Da Vinci was right when he said - The greatest deception men suffer is from their own opinions

Annie then presented a wonderful way forward for publishers to follow.

But don't be misled, rebirth will follow as it has for centuries. Publishers will march on collectively to a modern world by addressing the challenges head-on.

People are being left behind because of digital exhaust rather than human-centered advancement. As technology proliferates, new digital norms are displacing the older behavioral values we have been living by. Cyber harms cannot even begin to be quantified. Hate crimes and hate speech are inevitably fed by false facts.

Who is validating what gets published to ensure accuracy? Authority is rapidly yielding ground to influence. Substantiated truth appears a mere hair's breadth from extinction.

Publishers can help mitigate these biases.
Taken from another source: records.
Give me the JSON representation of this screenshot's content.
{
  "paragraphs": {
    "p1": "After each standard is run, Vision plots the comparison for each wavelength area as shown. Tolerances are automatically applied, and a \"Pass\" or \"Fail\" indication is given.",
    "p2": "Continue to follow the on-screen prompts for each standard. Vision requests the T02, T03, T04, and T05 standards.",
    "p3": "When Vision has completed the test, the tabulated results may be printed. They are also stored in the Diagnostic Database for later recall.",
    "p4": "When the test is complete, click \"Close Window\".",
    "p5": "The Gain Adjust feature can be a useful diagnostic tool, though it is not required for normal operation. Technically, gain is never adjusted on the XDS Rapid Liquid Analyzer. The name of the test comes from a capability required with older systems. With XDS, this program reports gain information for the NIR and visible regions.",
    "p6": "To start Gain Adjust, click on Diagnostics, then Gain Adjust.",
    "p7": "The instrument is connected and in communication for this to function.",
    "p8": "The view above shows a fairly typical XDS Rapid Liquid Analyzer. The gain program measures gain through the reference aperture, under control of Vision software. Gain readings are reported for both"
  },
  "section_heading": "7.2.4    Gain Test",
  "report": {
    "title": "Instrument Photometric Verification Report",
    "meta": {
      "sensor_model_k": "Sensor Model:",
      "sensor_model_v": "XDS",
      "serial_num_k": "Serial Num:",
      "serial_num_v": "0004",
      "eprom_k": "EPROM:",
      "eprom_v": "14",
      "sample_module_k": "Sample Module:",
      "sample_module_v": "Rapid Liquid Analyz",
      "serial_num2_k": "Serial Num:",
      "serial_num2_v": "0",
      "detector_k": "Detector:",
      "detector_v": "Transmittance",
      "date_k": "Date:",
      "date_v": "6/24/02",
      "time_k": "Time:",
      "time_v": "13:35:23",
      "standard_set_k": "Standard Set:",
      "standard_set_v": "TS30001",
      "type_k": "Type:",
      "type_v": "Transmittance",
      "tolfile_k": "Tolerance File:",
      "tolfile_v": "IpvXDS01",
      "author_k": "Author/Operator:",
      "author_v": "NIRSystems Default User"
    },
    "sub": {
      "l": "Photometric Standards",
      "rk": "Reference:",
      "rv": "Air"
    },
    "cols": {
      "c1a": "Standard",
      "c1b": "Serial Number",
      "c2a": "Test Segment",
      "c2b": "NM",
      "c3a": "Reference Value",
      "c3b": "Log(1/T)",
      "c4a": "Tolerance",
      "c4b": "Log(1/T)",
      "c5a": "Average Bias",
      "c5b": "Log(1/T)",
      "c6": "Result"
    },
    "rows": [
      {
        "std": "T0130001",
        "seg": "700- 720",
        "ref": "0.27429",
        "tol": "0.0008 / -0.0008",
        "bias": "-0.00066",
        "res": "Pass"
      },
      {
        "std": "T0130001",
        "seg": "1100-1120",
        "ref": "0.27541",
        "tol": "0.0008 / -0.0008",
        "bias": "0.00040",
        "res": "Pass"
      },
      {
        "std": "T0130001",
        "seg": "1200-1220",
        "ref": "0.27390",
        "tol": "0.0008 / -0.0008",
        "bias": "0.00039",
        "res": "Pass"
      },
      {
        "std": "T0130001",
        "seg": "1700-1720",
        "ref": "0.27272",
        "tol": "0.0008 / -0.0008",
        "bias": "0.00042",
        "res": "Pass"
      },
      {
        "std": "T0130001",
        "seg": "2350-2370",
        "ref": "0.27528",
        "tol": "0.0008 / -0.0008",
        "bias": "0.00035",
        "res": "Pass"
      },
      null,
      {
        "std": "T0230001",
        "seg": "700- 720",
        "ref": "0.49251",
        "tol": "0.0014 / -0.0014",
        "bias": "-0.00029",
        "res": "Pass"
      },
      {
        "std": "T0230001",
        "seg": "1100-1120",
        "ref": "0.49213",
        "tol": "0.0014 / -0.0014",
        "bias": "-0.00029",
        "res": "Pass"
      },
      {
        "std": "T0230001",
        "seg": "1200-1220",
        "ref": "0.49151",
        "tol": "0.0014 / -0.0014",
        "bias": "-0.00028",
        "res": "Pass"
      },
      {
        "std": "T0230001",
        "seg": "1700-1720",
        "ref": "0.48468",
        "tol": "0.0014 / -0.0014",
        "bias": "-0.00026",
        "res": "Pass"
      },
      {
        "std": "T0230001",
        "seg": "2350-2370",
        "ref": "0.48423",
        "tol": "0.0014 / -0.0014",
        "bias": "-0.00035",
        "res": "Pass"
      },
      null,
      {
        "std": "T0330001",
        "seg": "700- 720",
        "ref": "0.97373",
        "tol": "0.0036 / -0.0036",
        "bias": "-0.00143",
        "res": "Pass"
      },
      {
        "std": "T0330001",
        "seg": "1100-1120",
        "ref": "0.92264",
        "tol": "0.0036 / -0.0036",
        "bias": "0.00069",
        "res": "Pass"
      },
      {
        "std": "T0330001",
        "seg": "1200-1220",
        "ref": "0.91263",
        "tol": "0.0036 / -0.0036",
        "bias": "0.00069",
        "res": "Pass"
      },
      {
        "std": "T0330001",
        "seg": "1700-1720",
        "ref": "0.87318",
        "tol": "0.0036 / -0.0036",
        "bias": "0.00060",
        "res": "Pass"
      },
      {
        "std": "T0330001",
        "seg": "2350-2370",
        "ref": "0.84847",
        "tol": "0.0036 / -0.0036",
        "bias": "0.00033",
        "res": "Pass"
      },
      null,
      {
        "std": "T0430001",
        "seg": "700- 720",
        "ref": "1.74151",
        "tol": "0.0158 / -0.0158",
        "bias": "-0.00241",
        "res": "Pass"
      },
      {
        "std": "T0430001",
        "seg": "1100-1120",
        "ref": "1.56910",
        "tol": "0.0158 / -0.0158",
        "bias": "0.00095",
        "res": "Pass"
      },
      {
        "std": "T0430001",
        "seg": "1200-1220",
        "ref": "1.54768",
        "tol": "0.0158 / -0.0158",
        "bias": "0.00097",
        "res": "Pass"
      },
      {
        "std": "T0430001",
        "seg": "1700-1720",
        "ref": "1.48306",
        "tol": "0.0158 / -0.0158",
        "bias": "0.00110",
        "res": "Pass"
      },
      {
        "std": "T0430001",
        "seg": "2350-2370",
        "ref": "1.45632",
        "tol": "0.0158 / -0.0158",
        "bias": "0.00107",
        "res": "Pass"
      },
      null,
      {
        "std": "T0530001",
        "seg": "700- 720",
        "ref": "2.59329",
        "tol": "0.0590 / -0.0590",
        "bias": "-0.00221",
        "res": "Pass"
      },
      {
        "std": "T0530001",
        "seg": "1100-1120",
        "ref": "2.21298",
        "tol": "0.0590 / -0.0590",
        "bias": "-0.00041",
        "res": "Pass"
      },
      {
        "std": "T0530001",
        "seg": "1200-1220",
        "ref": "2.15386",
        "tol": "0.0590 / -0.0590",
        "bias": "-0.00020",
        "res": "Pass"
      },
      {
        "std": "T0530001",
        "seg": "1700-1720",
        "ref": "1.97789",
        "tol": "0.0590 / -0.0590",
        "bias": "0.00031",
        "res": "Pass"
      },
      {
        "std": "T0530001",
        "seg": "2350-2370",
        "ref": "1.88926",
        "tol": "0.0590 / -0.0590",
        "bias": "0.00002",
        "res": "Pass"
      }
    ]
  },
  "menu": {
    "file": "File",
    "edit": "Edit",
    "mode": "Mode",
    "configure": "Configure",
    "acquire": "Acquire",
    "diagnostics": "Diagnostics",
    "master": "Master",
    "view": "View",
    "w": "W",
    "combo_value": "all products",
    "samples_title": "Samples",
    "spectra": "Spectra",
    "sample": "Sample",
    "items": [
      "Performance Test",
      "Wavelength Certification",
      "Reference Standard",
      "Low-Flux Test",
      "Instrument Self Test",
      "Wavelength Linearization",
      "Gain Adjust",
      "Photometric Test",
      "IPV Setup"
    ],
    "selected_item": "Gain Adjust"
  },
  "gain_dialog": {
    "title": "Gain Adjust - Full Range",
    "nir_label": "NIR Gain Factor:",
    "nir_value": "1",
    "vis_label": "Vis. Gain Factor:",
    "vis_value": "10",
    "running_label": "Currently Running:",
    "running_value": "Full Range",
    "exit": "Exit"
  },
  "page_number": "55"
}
Publishers have kept shared truths recorded and preserved. Well-funded evidence-based research are far and few. We are being confronted by a digital wasteland. Postmodern questions need answers. Wisdom is essential for a new generation of challenges. We need information artefacts to inspire learners and improve the collective well-being of our people. Evidence-based publishing will be a force of change.

Who can we trust? Is there a spring of hope? The purpose is what should drive us as publishers. It is early dawn into the journey of enlightenment. Search for substantiated knowledge persists as the greatest need in the 21st century. Publishing enables the purposeful collision of opposing theories in the search for truth. We have a shared purpose and have made a collective pledge to be curators and caretakers of the world's advanced knowledge and to cultivate wisdom with a higher purpose of sustainable human progress for all. It's a season of light for our evidence-based communities. Let's recall to light the evidence-based publishing aim to cultivate and substantiate the truths that matter from the digital wasteland. 

Human-centered progress is needed to propel human-centered purposes. Humanity can learn how to get better. Publishers need to focus on what gets created and less on what gets destroyed. Passion is not progress. Curate and create impartial truths. Evidence-based assertions that cannot be manipulated or denied or hijacked. We have the responsibility to transform as a global community of evidence-based experts. We need to harvest the diversity of perspectives to discover the truth. Truths cannot be freely derived.

Let's stop apologizing for our mission. Let's get ready for a new knowledge endowment to replace digital folly with the collective wisdom. Knowledge transformed will beget wisdom. Knowledge applied will solve real problems. Knowledge democratized will alleviate social justice. We need that courage and a sense of shared purpose. We can be a positive force for change.

What a way to kick off the conference! Bravo, Annie Callanan!! May your words come true!!!